Dr. Stroud then took the necessary steps to assure the success of this collaborative effort by providing endowment funds to all three organizations — to manage the land for research, inspect and defend the easements, and carry out the scientific and education programs. His novel gift to future generations came as no surprise to his family, friends, and colleagues, who remember his resolute belief in scientific research as the ultimate source of knowledge for the benefit of humanity. Today, his vision is reality.

The Stroud Preserve was part of the Environmental Protection Agency’s National Monitoring Program, a network of sites set up across the nation to evaluate how land use and human practices affect water quality. The long-term research project that led to the EPA designation focuses on the role riparian tree buffers play in mitigating stream pollution in an agricultural watershed. In conjunction with the U.S. Forest Service, Stroud Center scientists set up experiments in three small watersheds on the Stroud Preserve in an effort to understand how buffers filter agricultural nutrients — such as nitrogen, phosphorus, and other chemicals — which pose a major threat to downstream waters and the Chesapeake Bay. The study was part of a broader effort by Stroud Center scientists to analyze the impact of streamside forests on the quality of water in our streams and rivers.

Beginning in 2018, the Stroud Preserve was the location of a research project focused on improving farm productivity and profits while reducing water pollution associated with agricultural runoff.

Dr. Stroud’s Legacy

Dr. Morris W. Stroud standing in a field at Georgia Farm.

Why did Morris Stroud leave his farm as a research site and set up the Pennswood Endowment Fund to support scientific research and education at the Stroud Center?

Not a man who acted on impulse, Dr. Stroud thought long and hard about his decision. In the end, he told Bern Sweeney, he wanted to make a permanent contribution of the resources he had acquired during his life to a cause that would make a difference to the world he would leave behind. In pursuit of that goal, Dr.
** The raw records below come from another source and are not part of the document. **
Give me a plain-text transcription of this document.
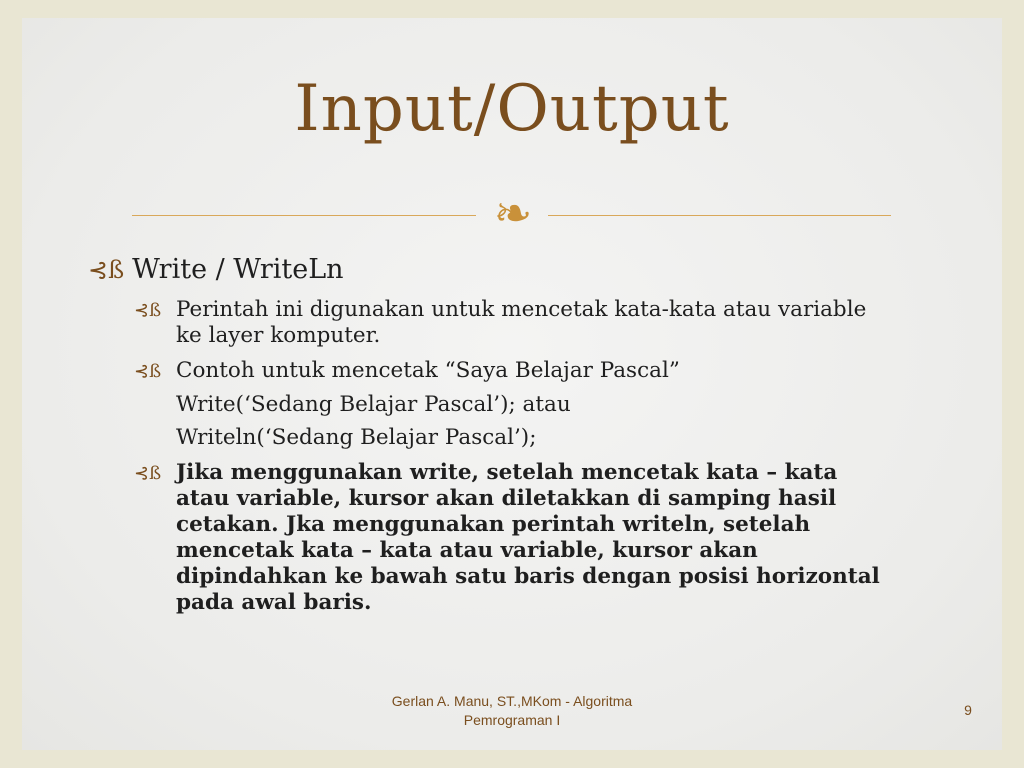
Input/Output
❧
⊰ß Write / WriteLn
⊰ß Perintah ini digunakan untuk mencetak kata-kata atau variable ke layer komputer.
⊰ß Contoh untuk mencetak “Saya Belajar Pascal”
Write(‘Sedang Belajar Pascal’); atau
Writeln(‘Sedang Belajar Pascal’);
⊰ß Jika menggunakan write, setelah mencetak kata – kata atau variable, kursor akan diletakkan di samping hasil cetakan. Jka menggunakan perintah writeln, setelah mencetak kata – kata atau variable, kursor akan dipindahkan ke bawah satu baris dengan posisi horizontal pada awal baris.
Gerlan A. Manu, ST.,MKom - Algoritma
Pemrograman I
9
Stroud transformed a piece of his property into a laboratory dedicated to understanding how humans can use the land without imperiling its water. To support that effort, he sold stock he had received as a wedding gift 50 years earlier, and he used the proceeds to create an endowment. He said it was time to stop growing more money for its own sake and invest it instead in ideas and programs that will benefit future generations.

Dr. Stroud’s gift established his farm as a premier site for studying water resources in agricultural settings. It created an environmental education department that has helped thousands of students, teachers, and others understand, appreciate, and develop a sense of stewardship for streams and their watersheds. It has provided critical seed money, which has helped Stroud Center scientists turn interesting ideas into fundable projects. And it has ensured that the Stroud Center can pursue in perpetuity its mission of advancing knowledge and stewardship of freshwater systems through global research, education, and watershed restoration.